Thursday, October 14, 2004

All my life, I've felt a lingering loneliness. Even when with other people, I didn't feel like I was being with them; there was something removed, something remote. The part of me that nobody knows, the part of me I assumed no-one would ever know. I looked in others for traces of myself; I sought out the people who most reminded me of how I felt, every day. Seeking a reflection of myself to confirm that I existed, that I wasn't just the 1 in 100,000, that there was some possible way for me to fit, even if with only one person. It wasn't necessarily a romantic search, in that sense; I wanted companionship, something that could assure that I wouldn't have to feel like I was adrift in the sea of humanity and barely treading water.

Now, though, the feeling is intensified by that much. In the past, I've been quite the cynic, and that distrust manifests itself now more than ever. It's just getting harder and harder to relate to people, to put the energy into managing interpersonal situations. Before considering transition, I viewed any type of social interaction as a dance, to hide one's true self, play up the aspects of the persona, guard the inner self while leaving enough vulnerability to be conversant and presenting enough cues to make others believe in your authenticity.

A big primer on issues of identity for me was the experience of coming out as a gay man. I found that people wouldn't treat.me much differently if I assured them that I was the same person and, more importantly, acted as mostly in the same role. Thing is, my methods of interacting with the world were structured around not seeming 'gay' (I'm referring here to the whole gamut implied by the word 'gay' as epithet), effeminate, or female, even when I felt that way inside. I automatically suppressed all of that, after a while, because I didn't know anyone I could interact with in that mode. By then, the near-invisible mask of assimilation had been grafted to my face; it couldn't come off without some sort of gigantic shock to the system. When I realized that I was constantly in a state of un-being due to my own constant self-imposed estrangement, things got even harder. After I started growing away from the boundaries I've set for myself, the gap grew wider, and now maintaining it takes more and more energy.

To keep living in my current situation, I must pretend that I'm still the same person. I feel so frustrated that, having discovered this place in myself, I can't visit it save for in my own mind. I understand now the mental consequences of trying to be something you aren't; I used to revel in the power I could exert over people with artifice and deception, but now I desire only authenticity, the ability to simply exist, honestly, whollly. I can't nurture my female side because I can't bring her into the open, lay her and I out before the world and say, Well, this is it. If even only for now, I must remain cloistered, unhappy for so many reasons, able only to find solace in the spaces where I'm alone. Now that I've made the decision to go beyond the clearly demarcated danger zones, I find it infuriating that I'm feeling all of the dissociation from the majority of others and reaping none of the comforts derived from being able to just be.

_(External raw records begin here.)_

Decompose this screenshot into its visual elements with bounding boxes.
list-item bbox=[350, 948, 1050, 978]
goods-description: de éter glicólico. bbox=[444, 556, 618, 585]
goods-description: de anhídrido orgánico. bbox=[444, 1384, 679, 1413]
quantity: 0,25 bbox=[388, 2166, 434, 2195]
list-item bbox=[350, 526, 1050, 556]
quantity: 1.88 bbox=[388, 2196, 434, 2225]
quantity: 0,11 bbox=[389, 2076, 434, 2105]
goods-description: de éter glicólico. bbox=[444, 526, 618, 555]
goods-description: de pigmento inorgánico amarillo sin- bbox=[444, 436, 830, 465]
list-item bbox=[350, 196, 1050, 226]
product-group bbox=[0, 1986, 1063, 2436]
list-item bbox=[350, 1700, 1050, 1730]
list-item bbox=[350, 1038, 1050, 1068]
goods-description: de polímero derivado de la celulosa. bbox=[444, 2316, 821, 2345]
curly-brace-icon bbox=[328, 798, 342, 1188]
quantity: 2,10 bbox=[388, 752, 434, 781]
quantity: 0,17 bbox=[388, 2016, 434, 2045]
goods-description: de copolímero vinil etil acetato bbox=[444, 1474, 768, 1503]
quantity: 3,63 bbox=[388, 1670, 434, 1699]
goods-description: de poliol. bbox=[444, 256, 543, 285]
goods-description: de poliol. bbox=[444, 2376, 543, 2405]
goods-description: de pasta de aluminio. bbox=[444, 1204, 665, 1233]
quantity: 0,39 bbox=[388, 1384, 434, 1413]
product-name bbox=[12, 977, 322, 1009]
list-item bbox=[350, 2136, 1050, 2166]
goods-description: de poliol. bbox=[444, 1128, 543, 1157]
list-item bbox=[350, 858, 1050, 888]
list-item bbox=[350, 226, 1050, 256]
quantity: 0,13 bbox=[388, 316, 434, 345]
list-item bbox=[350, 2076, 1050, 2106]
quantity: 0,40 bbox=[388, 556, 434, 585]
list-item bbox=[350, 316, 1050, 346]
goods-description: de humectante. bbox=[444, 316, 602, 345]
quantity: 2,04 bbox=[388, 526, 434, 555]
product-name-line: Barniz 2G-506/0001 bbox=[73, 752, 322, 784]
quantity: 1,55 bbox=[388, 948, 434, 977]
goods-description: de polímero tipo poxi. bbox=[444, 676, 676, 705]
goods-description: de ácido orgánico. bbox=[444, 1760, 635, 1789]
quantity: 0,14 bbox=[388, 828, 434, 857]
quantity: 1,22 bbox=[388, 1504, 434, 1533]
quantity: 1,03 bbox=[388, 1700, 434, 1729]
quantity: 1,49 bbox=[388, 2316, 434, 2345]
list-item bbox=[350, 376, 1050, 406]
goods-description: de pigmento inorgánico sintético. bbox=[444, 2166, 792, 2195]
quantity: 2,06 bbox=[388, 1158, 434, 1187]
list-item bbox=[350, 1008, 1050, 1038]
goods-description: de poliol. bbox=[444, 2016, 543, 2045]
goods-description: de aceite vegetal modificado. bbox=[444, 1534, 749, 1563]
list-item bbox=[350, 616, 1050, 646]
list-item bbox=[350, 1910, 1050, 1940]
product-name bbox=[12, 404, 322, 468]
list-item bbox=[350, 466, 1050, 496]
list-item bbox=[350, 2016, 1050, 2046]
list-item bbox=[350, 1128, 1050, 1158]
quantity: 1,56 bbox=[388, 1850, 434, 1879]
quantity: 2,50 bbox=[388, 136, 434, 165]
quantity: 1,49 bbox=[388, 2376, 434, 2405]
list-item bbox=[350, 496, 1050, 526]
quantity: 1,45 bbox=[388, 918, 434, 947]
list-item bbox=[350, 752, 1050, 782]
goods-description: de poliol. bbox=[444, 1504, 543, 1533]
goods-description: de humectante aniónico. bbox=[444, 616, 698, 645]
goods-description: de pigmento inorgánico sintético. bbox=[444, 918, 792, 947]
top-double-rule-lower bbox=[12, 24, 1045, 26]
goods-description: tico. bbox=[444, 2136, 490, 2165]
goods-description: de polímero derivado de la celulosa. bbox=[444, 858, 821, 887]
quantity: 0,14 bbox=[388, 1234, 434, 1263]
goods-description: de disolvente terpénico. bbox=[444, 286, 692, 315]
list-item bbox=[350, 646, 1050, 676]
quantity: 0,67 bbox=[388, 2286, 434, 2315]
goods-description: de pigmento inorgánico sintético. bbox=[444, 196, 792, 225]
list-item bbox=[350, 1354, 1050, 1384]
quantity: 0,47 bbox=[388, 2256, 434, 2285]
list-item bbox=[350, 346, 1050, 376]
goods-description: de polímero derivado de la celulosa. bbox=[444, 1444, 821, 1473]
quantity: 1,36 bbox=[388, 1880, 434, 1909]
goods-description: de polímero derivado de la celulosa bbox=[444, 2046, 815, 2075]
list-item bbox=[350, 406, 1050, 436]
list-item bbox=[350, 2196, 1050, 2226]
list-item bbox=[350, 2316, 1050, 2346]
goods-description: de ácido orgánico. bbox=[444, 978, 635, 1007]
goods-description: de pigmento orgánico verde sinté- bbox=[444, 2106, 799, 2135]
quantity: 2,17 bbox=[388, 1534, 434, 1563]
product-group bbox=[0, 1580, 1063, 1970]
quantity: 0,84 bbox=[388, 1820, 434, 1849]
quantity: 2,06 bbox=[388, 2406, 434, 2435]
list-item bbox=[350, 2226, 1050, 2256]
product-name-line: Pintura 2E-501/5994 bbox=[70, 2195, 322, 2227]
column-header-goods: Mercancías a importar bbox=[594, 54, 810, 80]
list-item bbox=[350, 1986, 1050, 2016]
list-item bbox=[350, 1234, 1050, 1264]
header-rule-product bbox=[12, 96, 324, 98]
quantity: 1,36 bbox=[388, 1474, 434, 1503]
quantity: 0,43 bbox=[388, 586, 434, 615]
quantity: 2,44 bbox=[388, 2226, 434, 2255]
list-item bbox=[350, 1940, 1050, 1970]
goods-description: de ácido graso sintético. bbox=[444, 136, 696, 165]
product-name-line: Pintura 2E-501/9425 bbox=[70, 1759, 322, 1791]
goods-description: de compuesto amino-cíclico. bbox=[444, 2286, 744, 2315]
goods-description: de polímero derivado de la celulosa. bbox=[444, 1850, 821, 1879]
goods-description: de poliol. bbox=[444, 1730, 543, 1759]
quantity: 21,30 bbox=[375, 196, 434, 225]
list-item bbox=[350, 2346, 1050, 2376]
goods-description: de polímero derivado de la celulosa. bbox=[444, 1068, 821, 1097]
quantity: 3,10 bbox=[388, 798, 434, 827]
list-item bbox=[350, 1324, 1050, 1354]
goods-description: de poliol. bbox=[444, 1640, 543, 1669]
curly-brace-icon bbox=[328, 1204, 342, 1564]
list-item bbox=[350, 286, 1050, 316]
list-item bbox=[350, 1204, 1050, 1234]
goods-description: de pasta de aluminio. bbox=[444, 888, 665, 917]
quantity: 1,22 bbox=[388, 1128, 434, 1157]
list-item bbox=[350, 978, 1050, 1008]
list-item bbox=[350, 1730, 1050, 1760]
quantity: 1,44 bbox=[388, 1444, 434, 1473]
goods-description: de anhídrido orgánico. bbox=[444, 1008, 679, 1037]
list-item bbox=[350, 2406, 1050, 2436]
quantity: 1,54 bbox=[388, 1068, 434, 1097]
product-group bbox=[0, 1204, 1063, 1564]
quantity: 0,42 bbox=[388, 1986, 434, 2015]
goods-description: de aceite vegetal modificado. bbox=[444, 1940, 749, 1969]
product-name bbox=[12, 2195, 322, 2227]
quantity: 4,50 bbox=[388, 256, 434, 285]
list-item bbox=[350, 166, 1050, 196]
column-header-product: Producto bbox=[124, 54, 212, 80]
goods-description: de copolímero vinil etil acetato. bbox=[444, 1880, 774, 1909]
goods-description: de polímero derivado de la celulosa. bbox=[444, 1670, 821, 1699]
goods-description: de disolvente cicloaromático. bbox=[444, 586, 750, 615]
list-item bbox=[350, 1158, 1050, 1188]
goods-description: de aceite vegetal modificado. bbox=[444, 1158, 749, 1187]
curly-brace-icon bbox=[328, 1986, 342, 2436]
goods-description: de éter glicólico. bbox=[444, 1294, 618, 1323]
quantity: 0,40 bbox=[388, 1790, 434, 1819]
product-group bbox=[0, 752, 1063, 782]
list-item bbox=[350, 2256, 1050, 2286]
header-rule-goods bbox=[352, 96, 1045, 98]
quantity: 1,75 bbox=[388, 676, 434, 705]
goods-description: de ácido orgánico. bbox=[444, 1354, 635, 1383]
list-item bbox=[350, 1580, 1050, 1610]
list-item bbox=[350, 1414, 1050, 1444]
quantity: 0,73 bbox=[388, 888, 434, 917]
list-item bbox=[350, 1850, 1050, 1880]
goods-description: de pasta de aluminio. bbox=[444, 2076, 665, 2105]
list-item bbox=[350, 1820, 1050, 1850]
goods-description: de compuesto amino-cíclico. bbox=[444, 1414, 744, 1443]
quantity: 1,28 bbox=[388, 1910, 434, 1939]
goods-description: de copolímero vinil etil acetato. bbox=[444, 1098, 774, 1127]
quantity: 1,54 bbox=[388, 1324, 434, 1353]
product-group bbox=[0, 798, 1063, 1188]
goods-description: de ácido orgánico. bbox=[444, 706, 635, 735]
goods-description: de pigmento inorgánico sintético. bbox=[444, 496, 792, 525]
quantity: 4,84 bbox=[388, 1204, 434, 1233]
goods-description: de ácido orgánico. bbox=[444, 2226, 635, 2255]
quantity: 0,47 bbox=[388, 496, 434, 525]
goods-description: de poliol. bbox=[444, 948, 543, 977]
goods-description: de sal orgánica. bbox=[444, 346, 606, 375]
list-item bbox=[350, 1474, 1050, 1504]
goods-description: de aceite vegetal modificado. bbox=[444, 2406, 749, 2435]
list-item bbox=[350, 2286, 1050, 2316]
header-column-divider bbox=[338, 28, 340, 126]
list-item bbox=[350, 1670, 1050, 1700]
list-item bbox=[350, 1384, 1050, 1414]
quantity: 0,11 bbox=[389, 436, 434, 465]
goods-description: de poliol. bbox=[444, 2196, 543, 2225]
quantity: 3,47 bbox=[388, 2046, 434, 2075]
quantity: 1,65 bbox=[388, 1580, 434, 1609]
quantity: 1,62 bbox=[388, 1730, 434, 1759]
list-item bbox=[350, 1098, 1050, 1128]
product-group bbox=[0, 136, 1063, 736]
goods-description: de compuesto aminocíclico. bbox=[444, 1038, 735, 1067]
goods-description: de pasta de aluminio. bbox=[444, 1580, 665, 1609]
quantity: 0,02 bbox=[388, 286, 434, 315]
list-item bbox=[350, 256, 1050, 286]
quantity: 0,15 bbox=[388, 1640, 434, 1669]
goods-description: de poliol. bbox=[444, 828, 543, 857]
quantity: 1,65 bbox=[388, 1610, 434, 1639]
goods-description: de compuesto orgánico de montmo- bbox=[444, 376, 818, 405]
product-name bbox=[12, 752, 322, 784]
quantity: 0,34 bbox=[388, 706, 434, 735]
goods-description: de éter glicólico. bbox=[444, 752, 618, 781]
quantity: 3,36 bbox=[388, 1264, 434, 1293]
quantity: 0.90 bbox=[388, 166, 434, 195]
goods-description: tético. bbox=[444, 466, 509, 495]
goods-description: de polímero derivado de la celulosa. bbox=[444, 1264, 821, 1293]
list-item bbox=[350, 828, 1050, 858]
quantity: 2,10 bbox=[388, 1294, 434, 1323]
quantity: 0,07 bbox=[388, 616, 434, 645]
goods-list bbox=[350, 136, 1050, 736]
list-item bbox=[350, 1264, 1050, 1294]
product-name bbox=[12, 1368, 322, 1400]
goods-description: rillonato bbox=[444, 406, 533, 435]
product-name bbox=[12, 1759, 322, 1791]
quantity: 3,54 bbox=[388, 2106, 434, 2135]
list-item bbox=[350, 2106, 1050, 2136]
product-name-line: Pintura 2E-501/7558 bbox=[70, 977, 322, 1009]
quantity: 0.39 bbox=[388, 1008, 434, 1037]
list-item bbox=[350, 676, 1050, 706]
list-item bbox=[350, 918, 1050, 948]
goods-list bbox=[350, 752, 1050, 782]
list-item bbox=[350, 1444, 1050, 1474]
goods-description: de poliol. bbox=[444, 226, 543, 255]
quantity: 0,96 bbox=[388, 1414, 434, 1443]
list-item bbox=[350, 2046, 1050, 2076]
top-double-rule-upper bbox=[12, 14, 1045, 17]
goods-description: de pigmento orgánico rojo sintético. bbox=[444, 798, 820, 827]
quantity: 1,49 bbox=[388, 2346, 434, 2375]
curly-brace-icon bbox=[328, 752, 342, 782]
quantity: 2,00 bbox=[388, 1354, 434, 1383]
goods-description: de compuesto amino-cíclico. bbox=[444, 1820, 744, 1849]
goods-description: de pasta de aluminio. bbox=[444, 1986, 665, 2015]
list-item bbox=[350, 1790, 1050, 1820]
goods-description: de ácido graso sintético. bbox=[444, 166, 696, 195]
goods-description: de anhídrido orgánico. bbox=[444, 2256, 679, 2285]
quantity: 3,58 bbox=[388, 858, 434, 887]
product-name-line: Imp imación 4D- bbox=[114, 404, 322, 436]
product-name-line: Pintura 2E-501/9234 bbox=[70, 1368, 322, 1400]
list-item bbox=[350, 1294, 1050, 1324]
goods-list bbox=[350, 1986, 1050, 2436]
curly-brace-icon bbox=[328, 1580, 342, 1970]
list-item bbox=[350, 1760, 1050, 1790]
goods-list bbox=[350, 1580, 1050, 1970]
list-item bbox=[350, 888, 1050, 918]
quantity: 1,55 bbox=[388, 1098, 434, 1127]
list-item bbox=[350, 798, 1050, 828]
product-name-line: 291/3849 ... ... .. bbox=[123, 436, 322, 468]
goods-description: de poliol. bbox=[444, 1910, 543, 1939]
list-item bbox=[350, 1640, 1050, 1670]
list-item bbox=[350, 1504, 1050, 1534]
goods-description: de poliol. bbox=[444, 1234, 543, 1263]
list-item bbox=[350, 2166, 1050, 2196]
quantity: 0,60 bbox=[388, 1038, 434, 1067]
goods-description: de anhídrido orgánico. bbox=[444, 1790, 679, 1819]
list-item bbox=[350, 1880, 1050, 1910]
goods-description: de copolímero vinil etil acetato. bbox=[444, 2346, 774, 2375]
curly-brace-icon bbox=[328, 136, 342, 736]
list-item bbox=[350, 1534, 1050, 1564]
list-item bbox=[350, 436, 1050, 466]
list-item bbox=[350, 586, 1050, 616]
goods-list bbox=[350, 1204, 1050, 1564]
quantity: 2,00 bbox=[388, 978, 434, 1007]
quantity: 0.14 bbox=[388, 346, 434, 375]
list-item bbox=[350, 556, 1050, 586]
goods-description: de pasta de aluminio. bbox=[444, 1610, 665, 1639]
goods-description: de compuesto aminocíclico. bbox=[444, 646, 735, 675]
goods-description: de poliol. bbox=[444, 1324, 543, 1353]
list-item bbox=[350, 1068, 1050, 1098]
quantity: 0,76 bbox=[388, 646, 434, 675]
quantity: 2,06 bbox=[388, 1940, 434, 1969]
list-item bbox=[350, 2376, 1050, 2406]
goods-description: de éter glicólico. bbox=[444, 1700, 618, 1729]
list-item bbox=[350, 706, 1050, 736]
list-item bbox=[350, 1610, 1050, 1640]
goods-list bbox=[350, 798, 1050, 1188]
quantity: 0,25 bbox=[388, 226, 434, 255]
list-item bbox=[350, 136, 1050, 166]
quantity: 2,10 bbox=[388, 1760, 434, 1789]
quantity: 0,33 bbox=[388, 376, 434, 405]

I just feel that, right now, I need to find someone who isn't ambivalent about my existence, someone whom I can clue in with total honesty about my situation. I guess that's what psychiatry's for, but it doesn't seem like enough. I know that I need to grow beyond whatever's making me hold myself back, but it's hard. Every time you think you've destroyed your last fear, another one becomes visible. Problems hide behind other problems, creating a big psychological Gordian knot, layered, intertwined, impossible to untie unless one realizes the trick, the chink in the invincible armor. The flaws are hard to find, though, when you're wearing the armor every second of every day; it becomes too familiar to be stripped down to its component parts. You can only see the gestalt, your subjective experience of life, after a while, and it hamstrings you.

I feel myself relying on my negative emotions, gradually becoming the face I see when I look in the mirror. I can't maintain this duality anymore, because I realize that I'm doing it. Before, I was lying to everyone, including myself; now that I'm in on my own oppression, I feel like I've allowed myself to become a little shadier, accelerate towards my shadow, cold and uncaring, and I let myself play the role of the hateful, hated outlaw more and more. Ah, to be well-adjusted.